The review also discusses the importance of synthetic data in addressing data privacy concerns, as they can ensure personal identifiers are absent, safeguarding patient confidentiality. Synthetic data can mitigate harmful biases in real data, such as gender, race, and health insurance status, by generating balanced, diverse data. The review emphasizes the need for high fidelity in synthetic data to ensure they accurately mimic real data without compromising privacy. It also highlights the challenges and limitations of synthetic data, including the balance between realism and privacy, and the need for robust evaluation metrics to assess data quality.
The review presents a comprehensive analysis of synthetic data generation methods, open-source repositories, and their applications in healthcare. It discusses the use of various methods for generating synthetic data across different data types, including tabular, imaging, radiomics, time-series, and omics data. The review also highlights the importance of programming languages and open-source tools in implementing synthetic data generation methods. The findings indicate that deep learning-based methods are the most prevalent, followed by statistical and machine learning methods. The review concludes that synthetic data can significantly advance personalized medicine, improve treatment efficacy, and ensure data privacy in healthcare.Synthetic data generation has emerged as a promising solution to overcome challenges posed by data scarcity and privacy concerns in healthcare, enabling the training of AI algorithms on unbiased, large-scale data. This review explores the application and efficacy of synthetic data methods in healthcare, focusing on tabular, imaging, radiomics, time-series, and omics data. A systematic search of PubMed and Scopus databases identified studies utilizing various methods, including statistical, probabilistic, machine learning, and deep learning approaches. Deep learning-based synthetic data generators were used in 72.6% of the studies, with 75.3% implemented in Python. The review highlights the use of synthetic data to reduce clinical trial costs, enhance AI model predictive power, ensure fair treatment recommendations, and provide access to high-quality, representative multimodal datasets without exposing sensitive patient information.
The review also discusses the importance of synthetic data in addressing data privacy concerns, as they can ensure personal identifiers are absent, safeguarding patient confidentiality. Synthetic data can mitigate harmful biases in real data, such as gender, race, and health insurance status, by generating balanced, diverse data. The review emphasizes the need for high fidelity in synthetic data to ensure they accurately mimic real data without compromising privacy.

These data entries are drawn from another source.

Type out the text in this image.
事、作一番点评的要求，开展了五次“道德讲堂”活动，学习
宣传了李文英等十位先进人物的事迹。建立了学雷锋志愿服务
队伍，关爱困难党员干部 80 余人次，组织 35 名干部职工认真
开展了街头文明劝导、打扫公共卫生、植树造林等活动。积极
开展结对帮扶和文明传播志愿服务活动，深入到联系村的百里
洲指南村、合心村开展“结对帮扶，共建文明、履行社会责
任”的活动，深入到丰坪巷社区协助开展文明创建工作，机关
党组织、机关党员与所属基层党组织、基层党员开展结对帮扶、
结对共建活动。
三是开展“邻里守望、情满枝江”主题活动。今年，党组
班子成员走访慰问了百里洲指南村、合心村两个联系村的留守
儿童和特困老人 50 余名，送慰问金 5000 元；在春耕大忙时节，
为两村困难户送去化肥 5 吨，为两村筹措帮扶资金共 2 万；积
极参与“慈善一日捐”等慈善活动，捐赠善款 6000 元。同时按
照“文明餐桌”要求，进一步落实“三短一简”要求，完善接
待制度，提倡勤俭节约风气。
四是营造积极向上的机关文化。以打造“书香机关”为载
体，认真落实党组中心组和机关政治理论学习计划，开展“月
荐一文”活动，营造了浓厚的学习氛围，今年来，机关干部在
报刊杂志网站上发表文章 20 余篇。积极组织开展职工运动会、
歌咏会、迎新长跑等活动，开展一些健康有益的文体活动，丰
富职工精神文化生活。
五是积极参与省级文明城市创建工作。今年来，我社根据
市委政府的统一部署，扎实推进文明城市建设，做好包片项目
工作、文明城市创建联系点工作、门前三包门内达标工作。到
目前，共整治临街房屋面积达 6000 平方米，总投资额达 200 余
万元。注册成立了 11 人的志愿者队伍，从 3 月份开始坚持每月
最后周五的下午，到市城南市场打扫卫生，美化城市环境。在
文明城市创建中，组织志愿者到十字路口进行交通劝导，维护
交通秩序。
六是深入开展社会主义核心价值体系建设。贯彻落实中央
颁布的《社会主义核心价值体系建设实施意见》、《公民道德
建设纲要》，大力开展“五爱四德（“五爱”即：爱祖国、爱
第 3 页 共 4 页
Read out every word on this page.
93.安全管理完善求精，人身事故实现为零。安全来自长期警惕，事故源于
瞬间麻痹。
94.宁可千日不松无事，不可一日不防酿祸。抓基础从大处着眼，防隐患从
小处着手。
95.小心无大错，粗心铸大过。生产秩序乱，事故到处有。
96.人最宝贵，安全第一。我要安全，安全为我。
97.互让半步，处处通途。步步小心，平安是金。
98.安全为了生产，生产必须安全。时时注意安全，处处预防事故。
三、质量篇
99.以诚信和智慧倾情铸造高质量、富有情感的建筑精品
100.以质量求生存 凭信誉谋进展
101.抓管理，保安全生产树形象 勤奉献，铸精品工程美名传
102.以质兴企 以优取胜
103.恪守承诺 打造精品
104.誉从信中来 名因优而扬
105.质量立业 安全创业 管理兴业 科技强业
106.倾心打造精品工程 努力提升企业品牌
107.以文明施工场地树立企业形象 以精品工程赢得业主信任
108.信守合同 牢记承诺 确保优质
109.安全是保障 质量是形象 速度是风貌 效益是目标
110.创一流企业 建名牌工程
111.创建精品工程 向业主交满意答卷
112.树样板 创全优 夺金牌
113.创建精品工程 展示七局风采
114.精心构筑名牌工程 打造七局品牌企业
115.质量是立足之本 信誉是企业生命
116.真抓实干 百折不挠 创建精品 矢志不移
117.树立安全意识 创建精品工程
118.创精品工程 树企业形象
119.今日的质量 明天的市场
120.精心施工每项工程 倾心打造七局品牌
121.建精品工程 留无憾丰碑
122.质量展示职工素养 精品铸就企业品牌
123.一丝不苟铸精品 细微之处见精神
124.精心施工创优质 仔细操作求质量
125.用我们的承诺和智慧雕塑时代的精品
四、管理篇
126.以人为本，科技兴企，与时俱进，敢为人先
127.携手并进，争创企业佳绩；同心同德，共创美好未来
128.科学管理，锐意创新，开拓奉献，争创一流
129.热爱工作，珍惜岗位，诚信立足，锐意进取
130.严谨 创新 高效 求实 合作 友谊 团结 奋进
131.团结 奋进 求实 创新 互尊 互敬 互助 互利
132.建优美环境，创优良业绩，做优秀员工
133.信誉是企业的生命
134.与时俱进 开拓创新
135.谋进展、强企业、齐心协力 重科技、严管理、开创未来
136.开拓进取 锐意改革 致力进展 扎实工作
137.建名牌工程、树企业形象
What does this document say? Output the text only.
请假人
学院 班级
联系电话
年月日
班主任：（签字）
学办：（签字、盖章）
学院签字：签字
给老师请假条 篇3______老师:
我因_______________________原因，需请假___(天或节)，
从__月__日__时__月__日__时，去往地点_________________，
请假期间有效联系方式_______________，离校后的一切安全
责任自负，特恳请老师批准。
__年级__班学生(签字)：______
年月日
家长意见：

It also highlights the challenges and limitations of synthetic data, including the balance between realism and privacy, and the need for robust evaluation metrics to assess data quality.
The review presents a comprehensive analysis of synthetic data generation methods, open-source repositories, and their applications in healthcare. It discusses the use of various methods for generating synthetic data across different data types, including tabular, imaging, radiomics, time-series, and omics data. The review also highlights the importance of programming languages and open-source tools in implementing synthetic data generation methods. The findings indicate that deep learning-based methods are the most prevalent, followed by statistical and machine learning methods. The review concludes that synthetic data can significantly advance personalized medicine, improve treatment efficacy, and ensure data privacy in healthcare.